Does the Conservative Party have a problem with entryism?

Chris CurtisPolitical Research Manager
July 11, 2019, 7:37 AM GMT+0

Nearly 40,000 people have joined the Conservative Party to get a vote in the leadership election - but they won’t change the result

The Conservative Party is larger than it’s been in years, with Chairman Brandon Lewis claiming that there are now 180,000 paid-up members.

Rising membership is generally considered a good thing and raises crucial funds. But with an ongoing leadership election it also raises questions about legitimacy, and the motivations of recent sign-ups.

This was also true in the 2015 Labour leadership election, when hundreds of thousands of people joined in order to support Jeremy Corbyn - many of whom hadn’t even voted Labour in recent elections.

There are more barriers in place to this happening within the Conservative Party as there is no “registered supporter” scheme, so people have to become full paid-up members, and they also need to have been members for at least three months to vote.

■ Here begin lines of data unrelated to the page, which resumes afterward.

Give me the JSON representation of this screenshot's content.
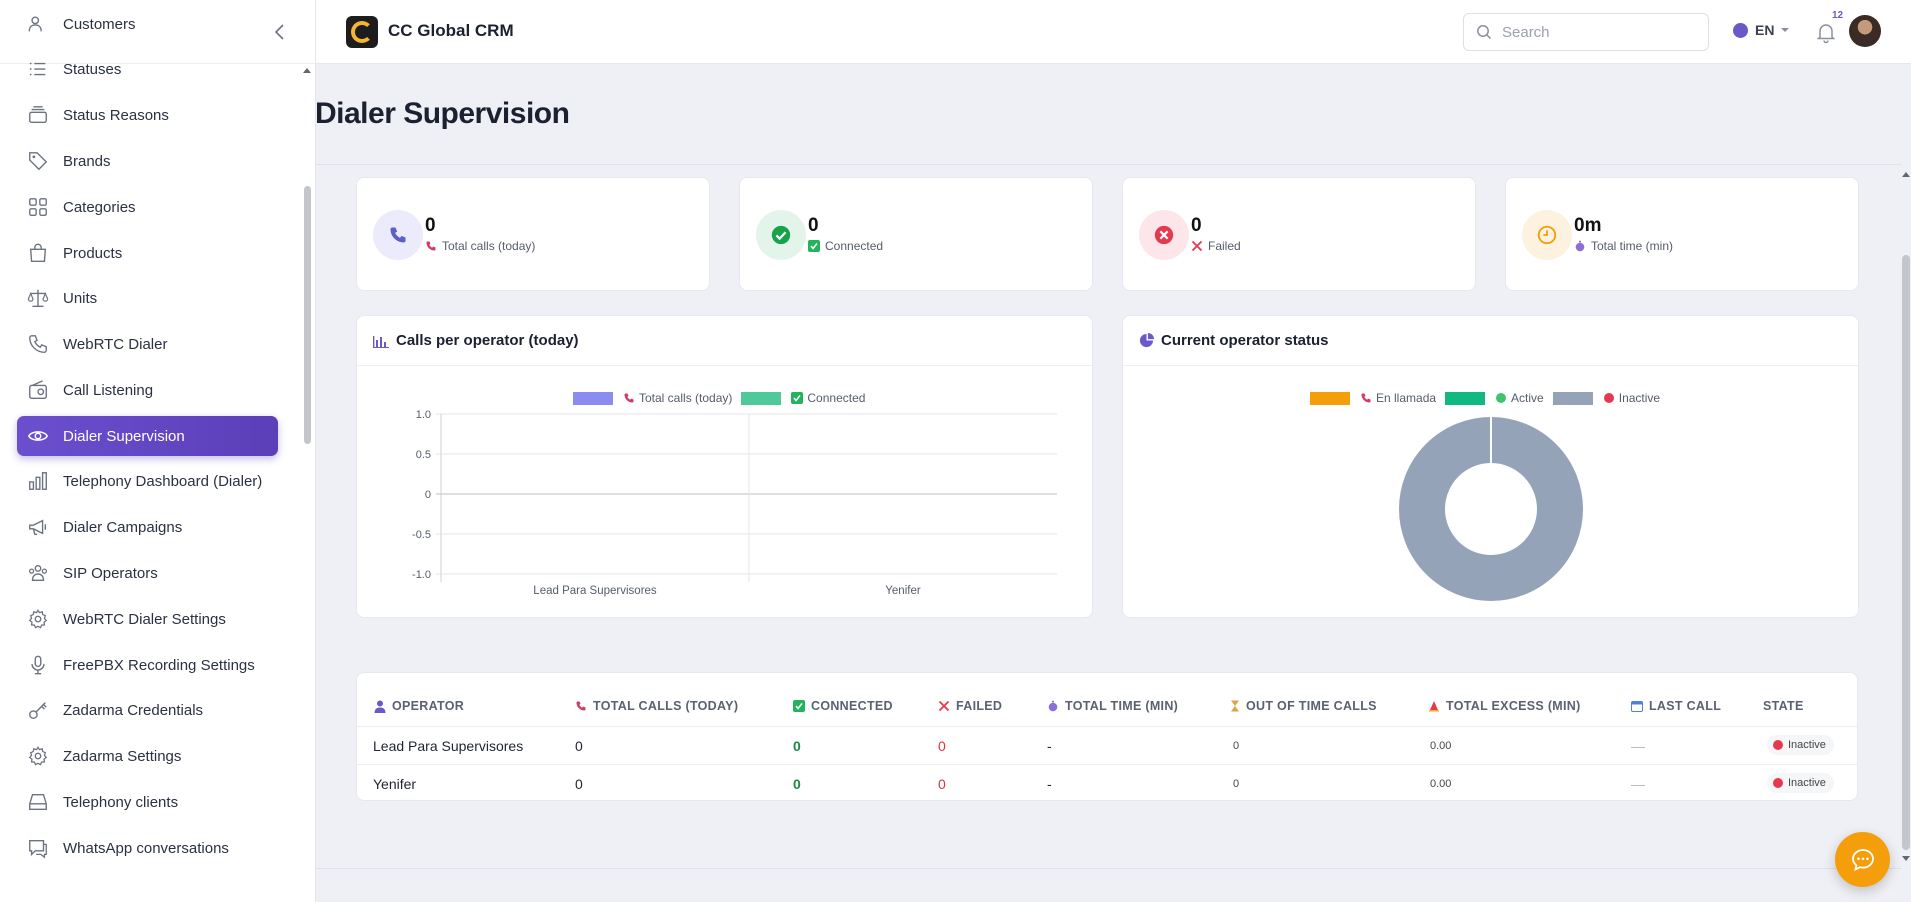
{
  "app": {
    "title": "CC Global CRM"
  },
  "header": {
    "search_placeholder": "Search",
    "language": "EN",
    "notification_count": "12"
  },
  "sidebar": {
    "items": [
      {
        "label": "Customers",
        "icon": "users-icon"
      },
      {
        "label": "Statuses",
        "icon": "list-icon"
      },
      {
        "label": "Status Reasons",
        "icon": "layers-icon"
      },
      {
        "label": "Brands",
        "icon": "tag-icon"
      },
      {
        "label": "Categories",
        "icon": "grid-icon"
      },
      {
        "label": "Products",
        "icon": "shopping-bag-icon"
      },
      {
        "label": "Units",
        "icon": "scale-icon"
      },
      {
        "label": "WebRTC Dialer",
        "icon": "phone-icon"
      },
      {
        "label": "Call Listening",
        "icon": "radio-icon"
      },
      {
        "label": "Dialer Supervision",
        "icon": "eye-icon",
        "active": true
      },
      {
        "label": "Telephony Dashboard (Dialer)",
        "icon": "bar-chart-icon"
      },
      {
        "label": "Dialer Campaigns",
        "icon": "megaphone-icon"
      },
      {
        "label": "SIP Operators",
        "icon": "team-icon"
      },
      {
        "label": "WebRTC Dialer Settings",
        "icon": "gear-icon"
      },
      {
        "label": "FreePBX Recording Settings",
        "icon": "microphone-icon"
      },
      {
        "label": "Zadarma Credentials",
        "icon": "key-icon"
      },
      {
        "label": "Zadarma Settings",
        "icon": "gear-icon"
      },
      {
        "label": "Telephony clients",
        "icon": "drive-icon"
      },
      {
        "label": "WhatsApp conversations",
        "icon": "chat-icon"
      }
    ]
  },
  "page": {
    "title": "Dialer Supervision"
  },
  "stats": [
    {
      "value": "0",
      "label": "Total calls (today)",
      "color": "#5b5fc7",
      "bg": "#ecebfb"
    },
    {
      "value": "0",
      "label": "Connected",
      "color": "#16a34a",
      "bg": "#e3f5ea"
    },
    {
      "value": "0",
      "label": "Failed",
      "color": "#e53950",
      "bg": "#fde6e9"
    },
    {
      "value": "0m",
      "label": "Total time (min)",
      "color": "#f59e0b",
      "bg": "#fdf2e0"
    }
  ],
  "bar_panel": {
    "title": "Calls per operator (today)"
  },
  "pie_panel": {
    "title": "Current operator status"
  },
  "chart_data": [
    {
      "type": "bar",
      "categories": [
        "Lead Para Supervisores",
        "Yenifer"
      ],
      "series": [
        {
          "name": "Total calls (today)",
          "values": [
            0,
            0
          ],
          "color": "#8b8cf0"
        },
        {
          "name": "Connected",
          "values": [
            0,
            0
          ],
          "color": "#4fc99a"
        }
      ],
      "ylim": [
        -1.0,
        1.0
      ],
      "yticks": [
        "1.0",
        "0.5",
        "0",
        "-0.5",
        "-1.0"
      ],
      "legend": "top",
      "grid": true
    },
    {
      "type": "pie",
      "labels": [
        "En llamada",
        "Active",
        "Inactive"
      ],
      "values": [
        0,
        0,
        2
      ],
      "colors": [
        "#f59e0b",
        "#10b981",
        "#94a3b8"
      ],
      "legend": "top"
    }
  ],
  "table": {
    "headers": [
      "OPERATOR",
      "TOTAL CALLS (TODAY)",
      "CONNECTED",
      "FAILED",
      "TOTAL TIME (MIN)",
      "OUT OF TIME CALLS",
      "TOTAL EXCESS (MIN)",
      "LAST CALL",
      "STATE"
    ],
    "rows": [
      {
        "operator": "Lead Para Supervisores",
        "total": "0",
        "connected": "0",
        "failed": "0",
        "time": "-",
        "out": "0",
        "excess": "0.00",
        "last": "—",
        "state": "Inactive"
      },
      {
        "operator": "Yenifer",
        "total": "0",
        "connected": "0",
        "failed": "0",
        "time": "-",
        "out": "0",
        "excess": "0.00",
        "last": "—",
        "state": "Inactive"
      }
    ]
  }
}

However data from our latest poll of party members still shows that over a third (34%) of those voting joined the party after the 2017 General Election (once it had become fairly obvious that we were heading for a leadership election) but more than three months ago (so they are still eligible to vote).

Nearly six in ten (59%) of these new members said one of their main motivations for joining the party was to vote in the upcoming leadership election, compared to just 35% who said one of their main reason for joining was because they supported the party's aims and values.

This means, in total, one in five (21%) of those eligible to vote for the next Prime Minister have recently joined the Tory party and say one of their main motivations for doing so was to get that vote.

But should the party be concerned by this?

Sharing the aims and values of the Conservative Party might not be the main reason they joined, but that doesn't mean they don't, and also doesn't mean they aren't still loyal Conservatives. The vast majority of them voted for the party in 2017 (92%) and in 2015 (71%).

Almost none of them (just 2%) voted for the Conservatives in May’s European Parliament elections, with the majority of them (89%) did vote for the Brexit Party, but then that is also true for all Conservative party members.

The data does indicates that these members, who joined to vote in the leadership election, do have different voting patterns in the leadership election. Overall, 85% of them are backing Boris Johnson, compared to just 15% who are supporting Hunt. However, Boris Johnson still holds a lead amongst older members as well, with 77% of those who joined between 2015 and 2017 saying they will vote for him, and 63% of those who joined before 2015 giving him their support.

So whilst there are lots of members who have joined the Conservative Party to vote in this leadership election, they are just moving the dial, not changing the result.